The molecular basis for neutrophil recognition of tumor cells

On top of playing a key role in host defense against invading pathogens and in mounting the immune response, neutrophils can also kill tumor cells. Neutrophils are equipped with a variety of receptor that identify microbes, however, the mechansim of tumor cell recognition remains a major question for understanding the role neutrophils play in cancer.  To answer this question we are using various approaches including neutralizing antibodies, soluble receptors that act as decoy molecules and neutrophils isolated from receptor knockout mice. This strategy aims at identifying both the neutrophil expressed receptor and the tumor cell ligands. Insight into the mechanism of tumor cell recognition will shed light on a critical aspect of neutrophil function in cancer and may also provide a better understanding of why/how certain tumor cells evade neutrophils.

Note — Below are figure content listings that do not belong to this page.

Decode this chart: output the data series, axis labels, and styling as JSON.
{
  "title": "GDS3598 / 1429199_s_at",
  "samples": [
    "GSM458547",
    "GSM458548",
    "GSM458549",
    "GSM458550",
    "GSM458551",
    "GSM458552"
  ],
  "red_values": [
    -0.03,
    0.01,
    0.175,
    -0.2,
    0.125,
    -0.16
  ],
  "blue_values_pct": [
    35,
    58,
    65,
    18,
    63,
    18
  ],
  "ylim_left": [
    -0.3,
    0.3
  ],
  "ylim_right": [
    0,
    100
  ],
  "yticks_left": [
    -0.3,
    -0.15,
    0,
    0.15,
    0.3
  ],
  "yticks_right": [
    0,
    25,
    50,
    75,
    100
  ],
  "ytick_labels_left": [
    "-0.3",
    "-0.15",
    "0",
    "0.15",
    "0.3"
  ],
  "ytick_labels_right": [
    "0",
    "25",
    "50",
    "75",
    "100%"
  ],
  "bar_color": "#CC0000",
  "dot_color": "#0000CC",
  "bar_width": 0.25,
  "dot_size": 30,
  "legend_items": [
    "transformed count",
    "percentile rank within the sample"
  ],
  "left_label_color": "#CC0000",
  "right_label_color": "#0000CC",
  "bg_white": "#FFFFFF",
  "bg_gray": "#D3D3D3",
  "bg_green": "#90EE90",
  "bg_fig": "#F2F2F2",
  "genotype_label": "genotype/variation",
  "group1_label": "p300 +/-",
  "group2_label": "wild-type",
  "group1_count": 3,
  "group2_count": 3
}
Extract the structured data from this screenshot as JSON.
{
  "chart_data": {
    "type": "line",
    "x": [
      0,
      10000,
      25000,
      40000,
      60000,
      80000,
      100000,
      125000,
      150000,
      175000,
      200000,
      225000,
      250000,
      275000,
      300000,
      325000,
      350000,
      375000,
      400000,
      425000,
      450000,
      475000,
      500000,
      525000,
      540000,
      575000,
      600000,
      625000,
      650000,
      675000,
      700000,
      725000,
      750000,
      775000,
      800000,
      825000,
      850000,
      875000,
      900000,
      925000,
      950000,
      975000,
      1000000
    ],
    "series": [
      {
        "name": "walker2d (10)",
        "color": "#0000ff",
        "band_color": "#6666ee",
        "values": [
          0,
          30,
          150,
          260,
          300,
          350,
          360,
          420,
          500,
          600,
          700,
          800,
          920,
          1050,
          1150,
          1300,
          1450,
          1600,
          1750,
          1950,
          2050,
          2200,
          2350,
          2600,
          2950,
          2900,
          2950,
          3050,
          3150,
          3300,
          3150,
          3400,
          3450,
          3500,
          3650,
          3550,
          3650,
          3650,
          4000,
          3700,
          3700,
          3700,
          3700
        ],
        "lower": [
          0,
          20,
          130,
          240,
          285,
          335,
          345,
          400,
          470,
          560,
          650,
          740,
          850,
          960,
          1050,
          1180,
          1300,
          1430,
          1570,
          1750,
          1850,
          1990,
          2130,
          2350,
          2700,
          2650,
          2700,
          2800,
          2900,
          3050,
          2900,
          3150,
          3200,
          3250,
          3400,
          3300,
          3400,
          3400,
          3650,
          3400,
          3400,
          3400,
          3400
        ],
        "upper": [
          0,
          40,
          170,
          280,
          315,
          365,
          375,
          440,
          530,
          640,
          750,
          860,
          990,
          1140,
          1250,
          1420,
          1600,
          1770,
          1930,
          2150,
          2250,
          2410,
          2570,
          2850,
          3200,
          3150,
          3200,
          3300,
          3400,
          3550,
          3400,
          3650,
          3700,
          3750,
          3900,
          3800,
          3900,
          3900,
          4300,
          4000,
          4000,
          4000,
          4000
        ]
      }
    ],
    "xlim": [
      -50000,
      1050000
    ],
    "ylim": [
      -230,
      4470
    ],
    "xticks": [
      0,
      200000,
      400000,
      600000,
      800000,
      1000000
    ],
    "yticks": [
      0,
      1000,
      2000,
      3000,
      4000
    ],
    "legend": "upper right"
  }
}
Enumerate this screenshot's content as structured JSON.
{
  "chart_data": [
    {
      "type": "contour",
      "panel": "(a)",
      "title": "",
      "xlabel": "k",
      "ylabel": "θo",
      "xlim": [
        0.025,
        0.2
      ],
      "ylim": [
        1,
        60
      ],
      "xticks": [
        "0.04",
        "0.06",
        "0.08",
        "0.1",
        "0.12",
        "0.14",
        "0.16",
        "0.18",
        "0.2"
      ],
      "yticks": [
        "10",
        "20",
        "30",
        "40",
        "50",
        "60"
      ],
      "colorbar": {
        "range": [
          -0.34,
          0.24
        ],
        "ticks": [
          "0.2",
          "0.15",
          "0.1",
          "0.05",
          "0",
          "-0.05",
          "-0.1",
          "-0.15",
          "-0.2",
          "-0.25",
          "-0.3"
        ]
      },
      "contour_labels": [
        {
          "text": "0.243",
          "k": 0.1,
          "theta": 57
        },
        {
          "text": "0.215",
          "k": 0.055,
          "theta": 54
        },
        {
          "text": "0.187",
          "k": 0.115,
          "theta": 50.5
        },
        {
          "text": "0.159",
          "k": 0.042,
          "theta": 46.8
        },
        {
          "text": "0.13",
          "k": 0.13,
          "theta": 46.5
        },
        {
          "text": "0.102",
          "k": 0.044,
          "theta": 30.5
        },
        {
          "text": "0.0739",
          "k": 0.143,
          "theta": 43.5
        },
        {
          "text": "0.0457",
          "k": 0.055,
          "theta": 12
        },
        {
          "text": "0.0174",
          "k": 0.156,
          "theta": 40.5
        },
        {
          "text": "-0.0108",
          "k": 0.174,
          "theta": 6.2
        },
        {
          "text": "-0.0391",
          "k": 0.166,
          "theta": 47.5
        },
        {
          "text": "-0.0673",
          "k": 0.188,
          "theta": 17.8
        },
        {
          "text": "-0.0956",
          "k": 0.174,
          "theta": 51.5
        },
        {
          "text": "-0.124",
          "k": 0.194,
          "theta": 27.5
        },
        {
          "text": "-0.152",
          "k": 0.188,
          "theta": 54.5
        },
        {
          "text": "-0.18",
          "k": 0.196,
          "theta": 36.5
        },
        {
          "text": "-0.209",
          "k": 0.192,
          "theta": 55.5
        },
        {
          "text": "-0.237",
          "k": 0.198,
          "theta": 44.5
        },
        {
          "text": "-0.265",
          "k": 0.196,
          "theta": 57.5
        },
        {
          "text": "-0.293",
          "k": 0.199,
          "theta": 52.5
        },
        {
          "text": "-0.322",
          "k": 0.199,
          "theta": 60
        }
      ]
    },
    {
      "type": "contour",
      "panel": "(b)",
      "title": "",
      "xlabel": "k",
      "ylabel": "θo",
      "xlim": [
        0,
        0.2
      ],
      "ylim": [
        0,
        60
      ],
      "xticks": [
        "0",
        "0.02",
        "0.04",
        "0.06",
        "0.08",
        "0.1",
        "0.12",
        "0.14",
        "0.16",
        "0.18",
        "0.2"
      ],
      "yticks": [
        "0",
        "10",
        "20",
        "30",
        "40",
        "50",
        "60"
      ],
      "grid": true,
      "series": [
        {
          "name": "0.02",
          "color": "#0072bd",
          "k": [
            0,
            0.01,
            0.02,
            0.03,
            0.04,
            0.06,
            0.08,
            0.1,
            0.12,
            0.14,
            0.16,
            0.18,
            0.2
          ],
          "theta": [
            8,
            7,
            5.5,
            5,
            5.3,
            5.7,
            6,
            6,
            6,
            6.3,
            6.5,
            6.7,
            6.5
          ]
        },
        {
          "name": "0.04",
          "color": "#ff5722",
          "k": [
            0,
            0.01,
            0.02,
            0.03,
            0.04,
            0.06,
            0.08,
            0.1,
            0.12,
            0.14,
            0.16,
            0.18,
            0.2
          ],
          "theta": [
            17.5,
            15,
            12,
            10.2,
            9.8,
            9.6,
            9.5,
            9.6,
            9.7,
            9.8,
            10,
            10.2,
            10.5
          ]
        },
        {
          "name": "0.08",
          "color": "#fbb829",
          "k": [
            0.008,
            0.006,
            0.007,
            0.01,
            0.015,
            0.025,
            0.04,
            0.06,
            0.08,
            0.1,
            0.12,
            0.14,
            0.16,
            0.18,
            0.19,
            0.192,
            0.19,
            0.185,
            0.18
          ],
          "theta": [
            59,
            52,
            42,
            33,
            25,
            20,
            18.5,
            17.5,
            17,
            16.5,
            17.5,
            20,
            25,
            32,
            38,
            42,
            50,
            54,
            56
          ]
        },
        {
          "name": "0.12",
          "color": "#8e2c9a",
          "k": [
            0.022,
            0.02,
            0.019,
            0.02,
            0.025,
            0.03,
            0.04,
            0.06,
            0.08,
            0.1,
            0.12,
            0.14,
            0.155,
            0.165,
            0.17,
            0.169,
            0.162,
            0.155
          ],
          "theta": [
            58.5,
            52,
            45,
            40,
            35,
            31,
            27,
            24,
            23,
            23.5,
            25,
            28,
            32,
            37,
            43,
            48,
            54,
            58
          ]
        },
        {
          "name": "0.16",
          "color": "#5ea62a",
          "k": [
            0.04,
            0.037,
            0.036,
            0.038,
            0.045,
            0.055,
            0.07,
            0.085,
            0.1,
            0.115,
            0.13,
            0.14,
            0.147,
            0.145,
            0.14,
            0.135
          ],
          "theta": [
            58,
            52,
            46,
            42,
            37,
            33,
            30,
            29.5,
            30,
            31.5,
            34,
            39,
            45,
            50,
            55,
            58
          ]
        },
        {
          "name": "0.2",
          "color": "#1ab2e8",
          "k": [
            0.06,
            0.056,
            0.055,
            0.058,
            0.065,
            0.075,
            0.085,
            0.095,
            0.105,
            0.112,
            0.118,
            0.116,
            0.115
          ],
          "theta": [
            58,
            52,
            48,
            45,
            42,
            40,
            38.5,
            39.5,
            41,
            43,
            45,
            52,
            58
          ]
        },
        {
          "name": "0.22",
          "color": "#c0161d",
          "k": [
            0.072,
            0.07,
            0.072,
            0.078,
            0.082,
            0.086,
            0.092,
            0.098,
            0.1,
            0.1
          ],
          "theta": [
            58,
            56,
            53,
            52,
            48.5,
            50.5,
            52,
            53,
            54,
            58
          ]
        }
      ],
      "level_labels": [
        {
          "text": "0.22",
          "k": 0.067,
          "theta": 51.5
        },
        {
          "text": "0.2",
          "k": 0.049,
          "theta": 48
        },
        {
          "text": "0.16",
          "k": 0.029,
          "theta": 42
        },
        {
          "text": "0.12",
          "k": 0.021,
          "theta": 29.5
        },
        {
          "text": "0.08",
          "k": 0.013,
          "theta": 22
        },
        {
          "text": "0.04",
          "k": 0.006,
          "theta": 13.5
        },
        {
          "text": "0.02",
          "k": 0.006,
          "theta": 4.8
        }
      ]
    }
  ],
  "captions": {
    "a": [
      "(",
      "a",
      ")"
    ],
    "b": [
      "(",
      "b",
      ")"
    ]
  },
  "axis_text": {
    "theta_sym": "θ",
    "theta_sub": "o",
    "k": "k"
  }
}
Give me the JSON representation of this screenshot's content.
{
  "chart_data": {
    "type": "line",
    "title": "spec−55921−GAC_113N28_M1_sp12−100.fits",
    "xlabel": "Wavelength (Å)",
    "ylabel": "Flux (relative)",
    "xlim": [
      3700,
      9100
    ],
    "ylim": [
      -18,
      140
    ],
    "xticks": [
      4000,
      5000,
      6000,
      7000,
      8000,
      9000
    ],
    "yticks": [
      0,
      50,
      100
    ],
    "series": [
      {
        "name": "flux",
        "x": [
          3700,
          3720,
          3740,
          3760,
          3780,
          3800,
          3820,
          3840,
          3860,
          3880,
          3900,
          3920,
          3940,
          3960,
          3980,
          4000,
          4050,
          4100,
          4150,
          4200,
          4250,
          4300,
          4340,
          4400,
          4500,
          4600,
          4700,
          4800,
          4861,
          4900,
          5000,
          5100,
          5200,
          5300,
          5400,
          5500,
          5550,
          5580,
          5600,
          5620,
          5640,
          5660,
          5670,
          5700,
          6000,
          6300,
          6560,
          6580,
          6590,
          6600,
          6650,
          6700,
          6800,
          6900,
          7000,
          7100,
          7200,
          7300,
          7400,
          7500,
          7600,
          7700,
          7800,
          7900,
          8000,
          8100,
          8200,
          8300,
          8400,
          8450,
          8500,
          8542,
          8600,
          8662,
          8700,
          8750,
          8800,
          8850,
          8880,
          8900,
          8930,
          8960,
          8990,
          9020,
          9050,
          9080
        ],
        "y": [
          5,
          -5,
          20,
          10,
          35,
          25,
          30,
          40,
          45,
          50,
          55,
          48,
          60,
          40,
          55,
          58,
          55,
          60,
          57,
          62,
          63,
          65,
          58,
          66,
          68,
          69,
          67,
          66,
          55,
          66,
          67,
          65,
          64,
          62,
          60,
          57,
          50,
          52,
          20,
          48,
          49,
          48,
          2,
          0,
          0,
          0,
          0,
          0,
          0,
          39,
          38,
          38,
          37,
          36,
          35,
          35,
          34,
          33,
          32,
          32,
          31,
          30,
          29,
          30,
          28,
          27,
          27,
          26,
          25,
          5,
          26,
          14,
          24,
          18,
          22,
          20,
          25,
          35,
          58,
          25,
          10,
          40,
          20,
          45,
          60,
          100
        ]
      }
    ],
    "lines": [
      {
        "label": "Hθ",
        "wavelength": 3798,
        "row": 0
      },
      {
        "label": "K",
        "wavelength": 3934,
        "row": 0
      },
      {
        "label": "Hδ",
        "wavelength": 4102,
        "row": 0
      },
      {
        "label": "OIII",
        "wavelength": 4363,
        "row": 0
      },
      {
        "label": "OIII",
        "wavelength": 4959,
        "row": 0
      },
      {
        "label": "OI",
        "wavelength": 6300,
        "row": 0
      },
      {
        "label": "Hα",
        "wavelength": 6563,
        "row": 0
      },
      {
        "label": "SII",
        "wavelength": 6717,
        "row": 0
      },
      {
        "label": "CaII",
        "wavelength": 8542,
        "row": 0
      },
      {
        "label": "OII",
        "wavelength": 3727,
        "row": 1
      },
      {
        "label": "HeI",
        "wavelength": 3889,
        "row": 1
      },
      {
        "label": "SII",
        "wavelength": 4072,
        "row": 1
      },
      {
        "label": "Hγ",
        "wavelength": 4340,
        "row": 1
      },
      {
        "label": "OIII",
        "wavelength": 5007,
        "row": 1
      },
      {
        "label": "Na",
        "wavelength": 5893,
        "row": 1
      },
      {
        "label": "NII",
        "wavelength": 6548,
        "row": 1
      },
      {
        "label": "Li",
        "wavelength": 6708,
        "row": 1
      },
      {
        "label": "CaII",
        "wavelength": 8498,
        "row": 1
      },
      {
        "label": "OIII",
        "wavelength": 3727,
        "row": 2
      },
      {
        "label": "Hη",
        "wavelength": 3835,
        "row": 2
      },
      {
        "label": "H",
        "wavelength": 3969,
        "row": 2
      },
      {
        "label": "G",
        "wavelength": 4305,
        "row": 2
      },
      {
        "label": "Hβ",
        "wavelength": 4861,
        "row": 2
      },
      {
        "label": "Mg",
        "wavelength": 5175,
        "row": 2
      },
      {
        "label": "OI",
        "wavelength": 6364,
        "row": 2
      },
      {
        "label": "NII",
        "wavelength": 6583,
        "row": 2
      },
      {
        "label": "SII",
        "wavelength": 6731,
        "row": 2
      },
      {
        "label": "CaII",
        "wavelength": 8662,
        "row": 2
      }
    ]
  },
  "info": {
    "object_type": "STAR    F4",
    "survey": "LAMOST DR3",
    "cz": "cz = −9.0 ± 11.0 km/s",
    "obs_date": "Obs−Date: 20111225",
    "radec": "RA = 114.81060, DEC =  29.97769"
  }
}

Underlying Hyperglycemia in Cancer and the consequences for neutrophil function

Diabetes patients are at an increased risk of being diagnosed with cancer and face poorer prognosis mainly due to increased metastatic spread. With diabetes rates continuously rising, understanding why cancer patients with underlying diabetes are more susceptible to develop metastatic disease is of upmost importance. In previous studies, we have shown that neutrophils have the capacity to limit metastatic seeding. This knowledge, together with reports suggesting that neutrophil function is impaired in hyperglycemia, prompted us to test whether increased metastatic spread in diabetes is a result of hyperglycemia-induced neutrophil dysfunction. Our data show that while primary tumor growth is attenuated in hyperglycemia, metastatic progression is enhanced. Surprisingly, although neutrophil mobilization is impaired in hyperglycemic tumor bearing mice, neutrophil function remains intact. We find that reduced neutrophil mobilization in hyperglycemic mice during the premetastatic stage results in an increase in metastatic seeding. Finally, our data show that while normalizing glucose levels rescues primary tumor growth, it concomitantly restores neutrophil mobilization and reduces metastatic seeding in the lungs. Taken together, our results show that impaired neutrophil mobilization in hyperglycemic tumor bearing mice leads to an increase in metastatic seeding and therefore to a worse outcome.